そのガイドラインでは有料ガチャを「金銭、または金銭で購入できる仮想通貨を直接の対価として行うことができるランダム型アイテム提供方式」と定義している。そしてランダム型アイテム提供方式については「偶然性を利用してアイテム等の種類が決まる方式によって提供する方式を言う」としている。最終的に提供確率がゲーム内表記と一致していたとしても、今回のようなガチャ結果を歪ませるプログラムが組み込まれていた場合、ランダムにアイテムが提供されているとは言いがたい。

ガチャの運営においては検証体制も重要な要素だ。ユーザーが月10万円以上支払うことも珍しくないスマホゲームだが、入手アイテムが確率によって決まるガチャの仕組み上、ユーザー側がガチャの不正を検証することは難しい。特に低排出率アイテムの排出率は5%以下のことが多く、「出ないのが普通」と言える。そのため、あからさまな不正でない限りガチャの操作をユーザー側が察知し、実証するのは困難だ。

この点について、CESAのガイドラインでは「有料ガチャの運営を担当する部門から独立した部門によって、ガチャの仕様の検証を行う」との規定がある。ただ、社外の機関による監査などはなく、ゲーム会社とユーザーの信頼関係で成立している状態だ。「だからこそ、ユーザーの了解を得ないガチャ操作は信頼関係を毀損する行為で、どのような形であっても越えてはいけない一線にあたる」と冒頭のゲーム会社幹部は話す。

別のゲーム会社社員は「プログラムの内容を見る限りは、これでグリーが儲けようとしたといった悪意は感じられない」と話す一方、「普通だったら実装時のチェックで弾かれる案件。なぜそれが1年以上も続いていたのか理解できない」と首をかしげる。

この点について、グリーは「当時の本ゲームの責任者(プロデューサー)が退職しているため、本プログラム導入時の社内資料等を調査した結果に基づき」と前置きした上で、本プログラムが導入されるきっかけになったのはガチャシステムの不具合だったと説明している。今年9月に起きたトラブル同様、当時から負荷がかかると不具合が発生するシステムだったようだ。

問題を発見できなかった審査部門

その中で「星3キャラが極端に重複して排出される」「星5のキャラが大量に排出される」という問い合わせがユーザーからあった。本来であれば不具合そのものが起きないようシステムを改修する必要があったが、本プログラムを導入することで解決を図った。
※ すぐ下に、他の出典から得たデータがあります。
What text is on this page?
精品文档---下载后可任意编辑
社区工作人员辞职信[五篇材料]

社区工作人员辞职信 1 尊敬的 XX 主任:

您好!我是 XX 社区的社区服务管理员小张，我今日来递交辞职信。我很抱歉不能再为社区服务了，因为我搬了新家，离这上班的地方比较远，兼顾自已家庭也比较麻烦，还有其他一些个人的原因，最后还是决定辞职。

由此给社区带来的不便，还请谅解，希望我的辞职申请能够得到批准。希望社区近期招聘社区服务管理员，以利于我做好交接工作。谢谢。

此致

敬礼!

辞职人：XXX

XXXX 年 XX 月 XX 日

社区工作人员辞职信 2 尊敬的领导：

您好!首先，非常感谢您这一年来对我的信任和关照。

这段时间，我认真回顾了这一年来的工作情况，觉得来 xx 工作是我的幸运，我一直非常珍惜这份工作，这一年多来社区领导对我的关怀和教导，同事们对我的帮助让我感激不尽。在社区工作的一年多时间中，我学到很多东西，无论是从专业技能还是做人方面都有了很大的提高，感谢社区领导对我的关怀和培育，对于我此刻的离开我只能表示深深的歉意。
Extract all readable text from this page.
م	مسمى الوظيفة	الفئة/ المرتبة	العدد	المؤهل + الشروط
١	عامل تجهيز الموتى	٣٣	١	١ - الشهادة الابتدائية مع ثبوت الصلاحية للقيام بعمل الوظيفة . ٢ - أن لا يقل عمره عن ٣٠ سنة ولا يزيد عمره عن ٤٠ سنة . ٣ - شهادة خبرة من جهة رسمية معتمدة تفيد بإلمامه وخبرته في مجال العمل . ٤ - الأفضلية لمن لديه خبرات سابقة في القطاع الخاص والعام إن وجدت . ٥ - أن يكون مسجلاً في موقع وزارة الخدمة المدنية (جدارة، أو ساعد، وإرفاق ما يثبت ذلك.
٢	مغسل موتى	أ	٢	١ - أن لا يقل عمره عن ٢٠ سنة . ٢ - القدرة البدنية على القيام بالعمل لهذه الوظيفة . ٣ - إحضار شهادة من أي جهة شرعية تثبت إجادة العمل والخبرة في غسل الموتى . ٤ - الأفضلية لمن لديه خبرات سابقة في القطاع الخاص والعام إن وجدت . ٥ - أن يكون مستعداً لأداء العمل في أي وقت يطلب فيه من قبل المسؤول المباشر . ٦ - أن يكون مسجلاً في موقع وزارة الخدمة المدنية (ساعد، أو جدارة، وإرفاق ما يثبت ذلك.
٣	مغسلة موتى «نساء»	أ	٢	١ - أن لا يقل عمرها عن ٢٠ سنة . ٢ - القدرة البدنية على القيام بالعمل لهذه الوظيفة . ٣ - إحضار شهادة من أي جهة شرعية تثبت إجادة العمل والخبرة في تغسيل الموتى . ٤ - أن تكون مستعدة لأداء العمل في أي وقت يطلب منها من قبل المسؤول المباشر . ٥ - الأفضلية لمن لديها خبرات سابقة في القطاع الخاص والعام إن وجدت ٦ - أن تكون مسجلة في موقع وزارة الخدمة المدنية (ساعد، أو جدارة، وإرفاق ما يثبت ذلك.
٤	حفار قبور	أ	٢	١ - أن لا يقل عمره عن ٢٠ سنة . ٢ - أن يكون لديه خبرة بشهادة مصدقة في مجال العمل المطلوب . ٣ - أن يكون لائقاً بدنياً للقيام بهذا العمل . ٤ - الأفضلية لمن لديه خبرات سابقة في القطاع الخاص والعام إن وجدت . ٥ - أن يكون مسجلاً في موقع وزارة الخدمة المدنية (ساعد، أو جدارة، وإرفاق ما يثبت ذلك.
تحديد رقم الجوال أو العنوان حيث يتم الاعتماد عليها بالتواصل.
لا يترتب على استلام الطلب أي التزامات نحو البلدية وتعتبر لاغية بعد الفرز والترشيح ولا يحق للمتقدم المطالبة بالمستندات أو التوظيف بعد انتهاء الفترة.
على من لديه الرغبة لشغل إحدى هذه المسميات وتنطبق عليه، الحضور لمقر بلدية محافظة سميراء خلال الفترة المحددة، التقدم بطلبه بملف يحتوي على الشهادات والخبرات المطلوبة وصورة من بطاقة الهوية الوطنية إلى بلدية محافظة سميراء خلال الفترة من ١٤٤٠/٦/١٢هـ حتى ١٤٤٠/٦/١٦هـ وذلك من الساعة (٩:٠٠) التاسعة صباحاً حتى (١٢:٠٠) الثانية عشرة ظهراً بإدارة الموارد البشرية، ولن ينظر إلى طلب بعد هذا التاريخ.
これらは当時のプロデューサーの判断だったという。

本プログラムが長期にわたって動作し続けていた点については、グリーはCESAのガイドラインに準拠し、独立した品質管理・審査部門によってガチャの検証を行っていたが、問題を発見することができなかった。
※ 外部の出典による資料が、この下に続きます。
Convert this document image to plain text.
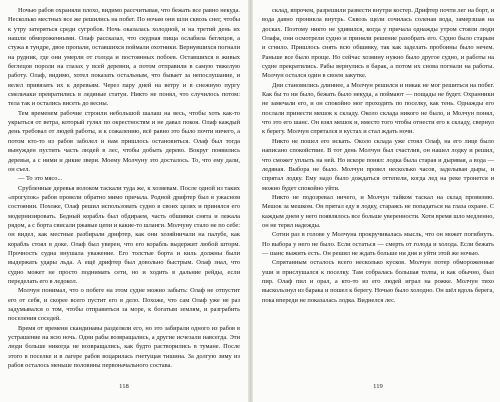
Ночью рабов охраняли плохо, видимо рассчитывая, что бежать все равно некуда. Несколько местных все же решились на побег. По ночам они шли сквозь снег, чтобы к утру затеряться среди сугробов. Ночь оказалась холодной, и на третий день их нашли обмороженными. Олаф рассказал, что скудная пища ослабила беглецов, а стужа в тундре, двое пропали, оставшихся поймали охотники. Вернувшихся погнали на рудник, где они умерли от голода и постоянных побоев. Оставшихся в живых беглецов пороли на глазах у всей деревни, а потом отправили в самую тяжелую работу. Олаф, видимо, хотел показать остальным, что бывает за непослушание, и велел привязать их к деревьям. Через пару дней на ветру и в снежную пургу смельчаки превратились в ледяные статуи. Никто не понял, что случилось потом: тела так и остались висеть до весны.

Тем временем рабочие строили небольшой шалаш на весь, чтобы хоть как-то укрыться от ветра, который гулял по окрестностям и не давал покоя. Олаф каждый день требовал от людей работы, и к сожалению, всё равно это было почти ничего, а потом кто-то из рабов заболел и нам пришлось остановиться. Олаф был тогда вынужден пустить часть людей в лес, чтобы добыть дерево. Вокруг появились деревья, а с ними и дикие звери. Моему Молчуну это досталось. То, что ему дали, он съел.

— То это мясо...

Срубленные деревья волоком таскали туда же, к хозяевам. После одной из таких «прогулок» рабов провели обратно мимо причала. Родной дрифтер был в ужасном состоянии. Похоже, Олаф решил использовать судно в своих целях и принялся его модернизировать. Бедный корабль был обдираем, часть обшивки снята и лежала рядом, а с борта свисали ржавые цепи и какие-то шланги. Молчуну стало не по себе: он видел, как местные разбирали дрифтер, как они хозяйничали на палубе, как корабль стоял в доке. Олаф был уверен, что его корабль выдержит любой шторм. Прочность судна внушала уважение. Его толстые борта и киль должны были выдержать удары льда. А ещё дрифтер был довольно быстрым. Олаф знал, что судно может не просто поднимать сети, но и ходить в дальние рейды, если переделать его в ледокол.

Молчун понимал, что о побеге на этом судне можно забыть: Олаф не отпустит его от себя, и скорее всего пустит его в дело. Похоже, что сам Олаф уже не раз задумывался о том, чтобы отправиться за море, к богатым землям, и разграбить поселения соседей.

Время от времени скандинавы разделяли его, но это забирали одного из рабов в устрашение на всю ночь. Одни рабы возвращались, а другие исчезали навсегда. Эти люди больше никогда не возвращались, как будто растворились в тумане. После этого в поселке и в лагере рабов воцарилась гнетущая тишина. За долгую зиму из рабов осталось меньше половины первоначального состава.

118

склад, впрочем, разрешили развести внутри костер. Дрифтер почти лег на борт, и вода давно проникла внутрь. Сквозь щели сочилась соленая вода, замерзшая на досках. Поэтому никто не удивился, когда у причала однажды утром стояли люди Олафа, они осмотрели судно и приняли решение разобрать его. Судно было старым и сгнило. Пришлось снять всю обшивку, так как заделать пробоины было нечем. Раньше все было проще. Но сейчас хозяину нужно было другое судно, и работы на судне прекратились. Рабы вернулись в барак, а потом их снова погнали на работы. Молчун остался один в своем закутке.

Дни становились длиннее, а Молчун решился и никак не мог решиться на побег. Как бы то ни было, бежать было некуда, а поймают — пощады не будет. Охранники не замечали его, и он спокойно мог проходить по поселку, как тень. Однажды его послали принести мешок к складу. Около склада никого не было, и Молчун понял, что это его шанс. Он взял мешок и, вместо того чтобы отнести его к складу, свернул к берегу. Молчун спрятался в кустах и стал ждать ночи.

Никто не пошел его искать. Около склада уже стоял Олаф, на его лице было написано спокойствие. В тот день Молчун был счастлив, он нашел лодку и решил, что сможет уплыть на ней. Но вскоре понял: лодка была старая и дырявая, а вода — ледяная. Выбора не было. Молчун провел несколько часов, заделывая дыры, и спрятал лодку. Ему надо было дождаться оттепели, когда лед на реке тронется и можно будет спокойно уйти.

Никто не подозревал ничего, и Молчун тайком таскал на склад провизию. Мешок за мешком. Он прятал еду в лодку, стараясь не попадаться на глаза охране. С каждым днем у него появлялось все больше уверенности. Хотя время шло медленно, он не терял надежды.

Сотни раз в голове у Молчуна прокручивалась мысль, что он может погибнуть. Но выбора у него не было. Если остаться — смерть от голода и холода. Если бежать — шанс выжить есть. Он решил не ждать больше ни дня и уйти этой же ночью.

Спрятанным осталось всего несколько кусков. Молчун потер обмороженные уши и прислушался к поселку. Там собралась большая толпа, и как обычно, был пир. Олаф пил и орал, а кто-то из его людей играл на рожке. Молчун тихо выскользнул из барака и пошел к берегу. Ночью было холодно. Он шёл вдоль берега, пока впереди не показалась лодка. Виднелся лес.

119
というのも、審査部門では新規で開発されたガチャが検証の対象だったのに対し、本プログラムはあくまで「不具合の修正」としてゲーム開発部門内で処理されていた。そのため、開発部門から審査部門への審査依頼は行われず、プログラムの導入がゲーム内で告知されることもなかった。その結果、問題が見逃されていたという。

検証体制に不備があったのであれば、今回の件は「アナザーエデン」だけでなく、ゲーム事業全般に及ぶ話となる。グリーは子会社も含めた配信タイトルについてはすでに調査を行っており、問題と思われる事象は確認できなかったと回答。今後の対応については、すでにアナザーエデンのプログラムはすでに全面的な入れ替えを行ったほか、審査部門の業務フローを見直すといった再発防止策を全社的に検討しているとした。
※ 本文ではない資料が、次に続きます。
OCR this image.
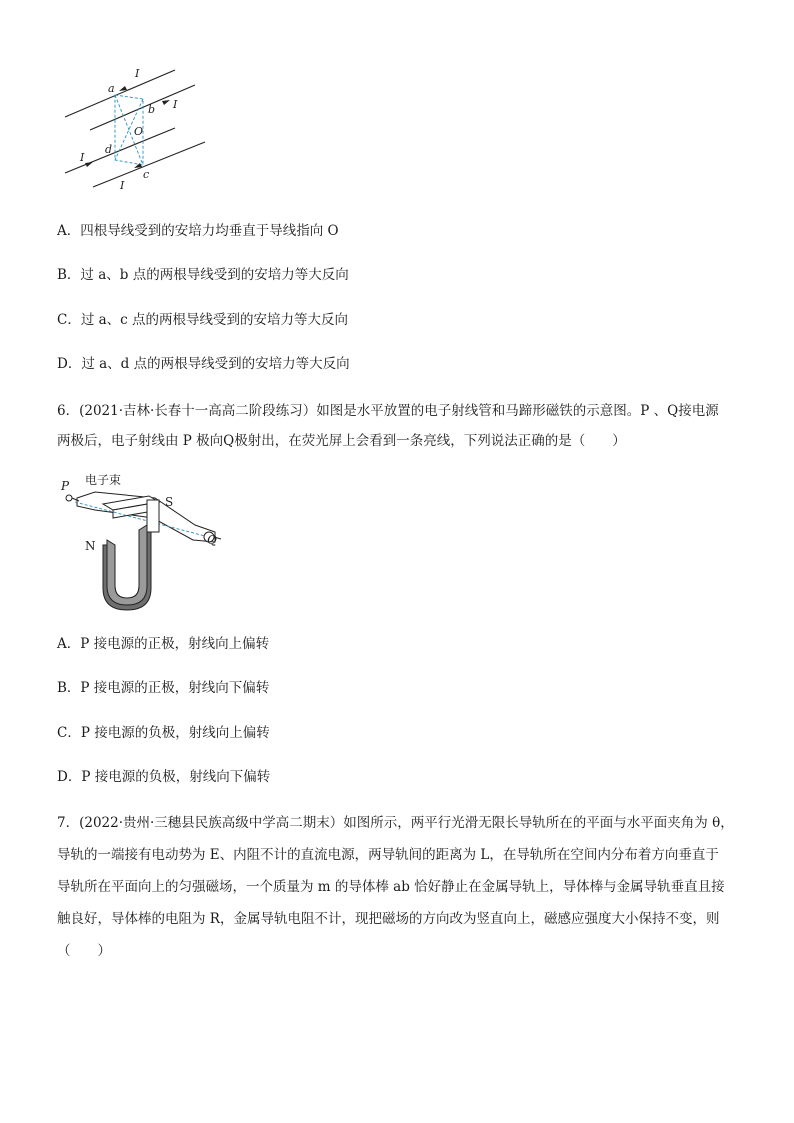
a
I
b I
O
d
I
c
I
A．四根导线受到的安培力均垂直于导线指向 O
B．过 a、b 点的两根导线受到的安培力等大反向
C．过 a、c 点的两根导线受到的安培力等大反向
D．过 a、d 点的两根导线受到的安培力等大反向
6．(2021·吉林·长春十一高高二阶段练习）如图是水平放置的电子射线管和马蹄形磁铁的示意图。P 、Q接电源
两极后，电子射线由 P 极向Q极射出，在荧光屏上会看到一条亮线，下列说法正确的是（　　）
P 电子束
S
N	Q
A．P 接电源的正极，射线向上偏转
B．P 接电源的正极，射线向下偏转
C．P 接电源的负极，射线向上偏转
D．P 接电源的负极，射线向下偏转
7．(2022·贵州·三穗县民族高级中学高二期末）如图所示，两平行光滑无限长导轨所在的平面与水平面夹角为 θ，
导轨的一端接有电动势为 E、内阻不计的直流电源，两导轨间的距离为 L，在导轨所在空间内分布着方向垂直于
导轨所在平面向上的匀强磁场，一个质量为 m 的导体棒 ab 恰好静止在金属导轨上，导体棒与金属导轨垂直且接
触良好，导体棒的电阻为 R，金属导轨电阻不计，现把磁场的方向改为竖直向上，磁感应强度大小保持不变，则
（　　）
一方で、本件について第三者委員会による調査など、追加調査については予定していないという。本プログラムに悪意があったか、景表法の問題があるかは別にして、ガチャ結果を操作していた今回の案件は結果として現在のガチャ運営体制に対する信頼を揺るがす話となった。第三者を介さず、あくまで自社内の調査と事後対応にとどめるのであれば、問題が発生した根本的な原因や詳細な再発防止策についてユーザーに十分な説明を行うことで「自浄能力」を示さなければならない。